Mais là où on marche sur la tête, c’est lorsque moi je facture 20€ l’intervention d’une heure d’aide à domicile, celle qui la réalise, l’auxiliaire que se rend sur place auprès de cette vieille dame, de ce vieux monsieur, cette professionnelle, elle aura au mieux dans sa poche 8,70€ net (7,47€ pour les non diplômées). Vous imaginez mon embarras, les gens (ou la collectivité) payent un bras et celle qui fait le job gagne des clopinettes ! Où passe la différence ? et bien aux 7,47€/8,70€ s’ajoutent charge salariales et patronales (notre secteur en est en grande partie exonéré mais on en paye tout de même), les congés payés, la moitié de la carte de transports (ou les indemnités kilométriques). C’est donc (en gros) 15€ que coute l’heure pour rémunérer la salariée sur les 20 € facturés. Quand je dis ça, je passe moins pour une « grippe-sous-connasse qui se gave » ! Reste à savoir ce que je fais des 5 € qui restent. Je dois encore payer avec la TVA (5,5% sur notre secteur, soit 1,10€ environ sur une heure facturée).
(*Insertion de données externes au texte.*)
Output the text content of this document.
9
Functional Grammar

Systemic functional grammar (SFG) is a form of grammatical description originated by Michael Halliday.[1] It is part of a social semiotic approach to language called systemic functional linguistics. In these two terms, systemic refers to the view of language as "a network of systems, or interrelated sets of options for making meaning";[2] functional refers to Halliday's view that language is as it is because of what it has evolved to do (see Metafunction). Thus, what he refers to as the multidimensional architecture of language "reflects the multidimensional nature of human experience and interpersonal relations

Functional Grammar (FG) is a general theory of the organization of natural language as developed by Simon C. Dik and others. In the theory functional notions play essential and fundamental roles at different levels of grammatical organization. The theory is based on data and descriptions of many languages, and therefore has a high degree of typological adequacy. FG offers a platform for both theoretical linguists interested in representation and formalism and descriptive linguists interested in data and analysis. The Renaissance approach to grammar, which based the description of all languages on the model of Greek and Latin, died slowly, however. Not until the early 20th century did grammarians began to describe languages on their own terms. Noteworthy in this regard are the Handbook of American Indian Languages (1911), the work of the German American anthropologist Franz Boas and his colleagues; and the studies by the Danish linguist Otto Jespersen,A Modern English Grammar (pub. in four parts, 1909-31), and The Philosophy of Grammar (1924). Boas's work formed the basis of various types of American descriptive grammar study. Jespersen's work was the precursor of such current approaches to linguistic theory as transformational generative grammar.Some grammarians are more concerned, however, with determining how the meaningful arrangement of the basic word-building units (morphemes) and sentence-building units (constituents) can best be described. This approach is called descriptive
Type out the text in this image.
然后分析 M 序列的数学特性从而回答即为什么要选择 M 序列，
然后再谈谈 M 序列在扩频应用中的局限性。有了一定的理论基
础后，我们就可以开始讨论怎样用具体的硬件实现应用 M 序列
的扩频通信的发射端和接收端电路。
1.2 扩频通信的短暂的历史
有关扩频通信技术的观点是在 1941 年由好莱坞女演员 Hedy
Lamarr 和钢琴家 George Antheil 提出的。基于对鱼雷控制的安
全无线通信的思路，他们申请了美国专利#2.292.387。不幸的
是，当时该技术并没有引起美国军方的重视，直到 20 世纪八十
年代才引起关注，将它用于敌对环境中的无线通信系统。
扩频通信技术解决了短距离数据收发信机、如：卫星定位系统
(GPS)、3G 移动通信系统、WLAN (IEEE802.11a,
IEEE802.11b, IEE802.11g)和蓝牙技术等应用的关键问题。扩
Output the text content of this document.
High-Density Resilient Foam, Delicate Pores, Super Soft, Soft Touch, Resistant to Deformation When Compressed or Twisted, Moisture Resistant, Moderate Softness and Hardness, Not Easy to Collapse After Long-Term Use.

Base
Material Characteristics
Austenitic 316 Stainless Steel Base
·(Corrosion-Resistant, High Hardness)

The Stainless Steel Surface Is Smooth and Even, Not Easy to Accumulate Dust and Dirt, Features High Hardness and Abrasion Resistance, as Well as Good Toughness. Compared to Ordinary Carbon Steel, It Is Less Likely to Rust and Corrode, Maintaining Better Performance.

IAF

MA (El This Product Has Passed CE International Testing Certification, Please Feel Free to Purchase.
Alors au bout du bout il reste environ 3,90€ me direz-vous. Augmentons les auxiliaires avec ! Et non parce que ce sont ces 3,90€ qui payent tout le reste, et le reste c’est : l’équipe administrative et sociale (celle qui est sympa, bienveillante, accompagnante, qui fait le maximum). Chez nous c’est 12 personnes (autant vous dire qu’eux aussi je les paye au lance pierre et pourtant sans eux pas de service !), les loyers, le matériel informatique, les logiciels, la téléphonie fixe et mobile (chez nous toutes les aides à domiciles en ont un), les temps de formation, de réunion, les droits syndicaux… et je suis sûre d’oublier bien des dépenses encore.

Impossible d’augmenter les salaires dans ces conditions, c’est déjà incroyable qu’avec un tarif aussi bas nous parvenions à ne pas être déficitaires. C’est le volume qui nous sauve, on en facture des heures et des heures pour y parvenir. En même temps il y en a des gens à aider, à accompagner. Il nous faut sans cesse embaucher là où c’est la croix et la bannière pour trouver des professionnels… et on reboucle sur le problème de l’attractivité de nos métiers !

Il faut repenser la question des salaires, on ne peut plus payer si peu les professionnels du secteur, seuls, les services d’aide n’en n’ont pas le pouvoir. Il y a des leviers possibles : les exonérer de charges salariales et augmenter le net ; nous dispenser de TVA et rajouter 5,5% au salaire brut… je n’en sais rien, je vous dis tout ce qui me passe par la tête. Je ne suis pas économiste mais je suis sûre qu’on peut faire mieux avec pareil et payer enfin convenablement les professionnels du secteur !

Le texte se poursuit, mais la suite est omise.